Teeth Tell A Tale

We can find out about how animals live by looking at their teeth.

Look at the diagram of the dog's teeth and then go to the other examples of skulls and teeth and compare each group of teeth (incisors, canines and molars) to see how they are modified for different types of food.


Dog Skull

Let's look at a dog's skull - a familiar animal, to get an idea of the basic structure of a skull and jaws and the arrangement of teeth.

The upper jaw is formed from the base of the skull. The lower jaw is made up of two bones which are loosely fused at the front and on each side (left and right) is hinged behind with muscles to the back of the skull.
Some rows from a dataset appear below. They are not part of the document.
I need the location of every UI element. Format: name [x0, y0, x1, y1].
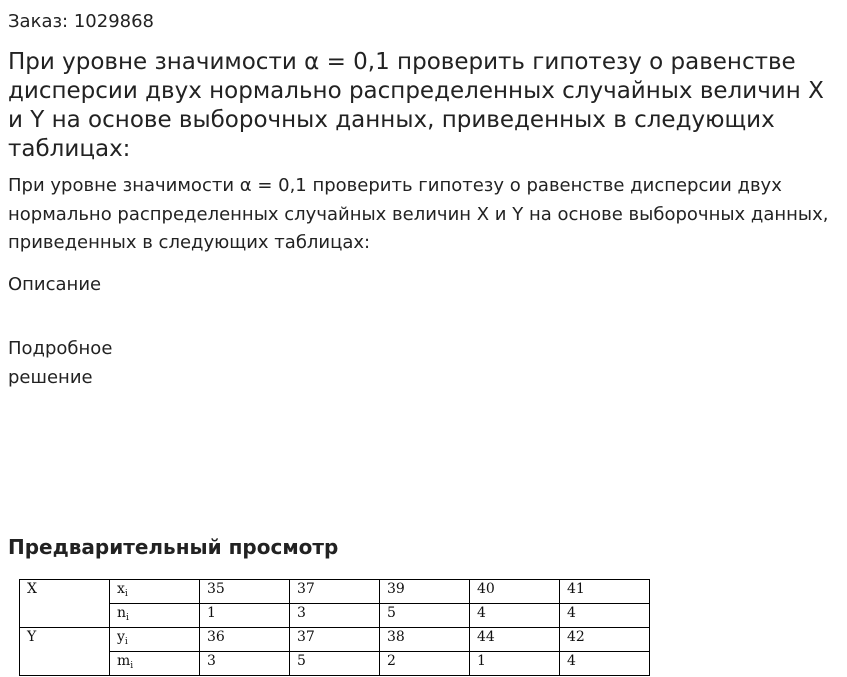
order-number: 1029868	[73, 11, 155, 32]
table-cell: 1	[470, 652, 560, 676]
table-cell: 37	[290, 580, 380, 604]
table-cell: 1	[200, 604, 290, 628]
sample-data-table	[19, 579, 650, 676]
table-cell: 39	[380, 580, 470, 604]
row-symbol-cell	[110, 580, 200, 604]
table-cell: 4	[560, 652, 650, 676]
table-cell: 38	[380, 628, 470, 652]
table-cell: 40	[470, 580, 560, 604]
task-heading: При уровне значимости α = 0,1 проверить гипотезу о равенстве дисперсии двух нормально распределенных случайных величин X и Y на основе выборочных данных, приведенных в следующих таблицах:	[8, 49, 824, 162]
table-cell: 42	[560, 628, 650, 652]
table-cell: 36	[200, 628, 290, 652]
table-row	[20, 604, 650, 628]
preview-title: Предварительный просмотр	[8, 535, 339, 559]
symbol-index: i	[130, 661, 134, 671]
table-row	[20, 580, 650, 604]
description-label: Описание	[8, 274, 102, 295]
row-symbol-cell	[110, 604, 200, 628]
table-cell: 5	[380, 604, 470, 628]
symbol-letter: n	[117, 605, 127, 621]
symbol-index: i	[126, 613, 129, 623]
task-text: При уровне значимости α = 0,1 проверить гипотезу о равенстве дисперсии двух нормально распределенных случайных величин X и Y на основе выборочных данных, приведенных в следующих таблицах:	[8, 175, 829, 253]
table-cell: 41	[560, 580, 650, 604]
variable-x-cell: X	[20, 580, 110, 628]
table-cell: 3	[290, 604, 380, 628]
table-cell: 37	[290, 628, 380, 652]
detailed-solution-label: Подробное решение	[8, 338, 113, 388]
order-label: Заказ:	[8, 11, 69, 32]
table-row	[20, 652, 650, 676]
table-row	[20, 628, 650, 652]
table-cell: 44	[470, 628, 560, 652]
table-cell: 4	[560, 604, 650, 628]
row-symbol-cell	[110, 652, 200, 676]
row-symbol-cell	[110, 628, 200, 652]
table-cell: 5	[290, 652, 380, 676]
variable-y-cell: Y	[20, 628, 110, 676]
symbol-letter: x	[117, 581, 125, 597]
symbol-index: i	[124, 589, 128, 599]
table-cell: 2	[380, 652, 470, 676]
table-cell: 3	[200, 652, 290, 676]
table-cell: 4	[470, 604, 560, 628]
table-cell: 35	[200, 580, 290, 604]
symbol-letter: m	[117, 653, 131, 669]
order-number-line	[8, 10, 154, 34]
symbol-letter: y	[117, 629, 125, 645]
symbol-index: i	[124, 637, 128, 647]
Movement of these muscles works the lower jaw up-and-down and in some animals sideways as well.

Teeth are anchored in sockets on both upper and lower jaws and inside are supplied with nerves. Teeth are of several sorts, each shaped for handling different sorts of food. Basically teeth comprise two incisors (for cutting and slicing) at the front on each side of the upper and lower jaws. (This means four upper and four lower incisors). Behind the incisors on each side there is a canine tooth (for piercing, stabbing and holding); thus there are four canines. Behind the canines are two premolars and two molars all of which are shaped for grinding and chewing.

Dogs are carnivorous animals and their canines, like those of cats and all carnivores, are long and pointed. Wild dogs such as the dingo, and other carnivores, catch live prey mainly other vertebrate animals and the canines grasp, jab and hold the prey

In the dog the incisors are comparatively small and unspecialised. However in herbivorous animals the incisors are variously modified and specialised for cutting and tearing grass and other plants or for browsing on higher plants.

After killing their prey with the canines, dogs and carnivores tear, chew and grind the prey with their molars which have “crowns” and grinding surfaces.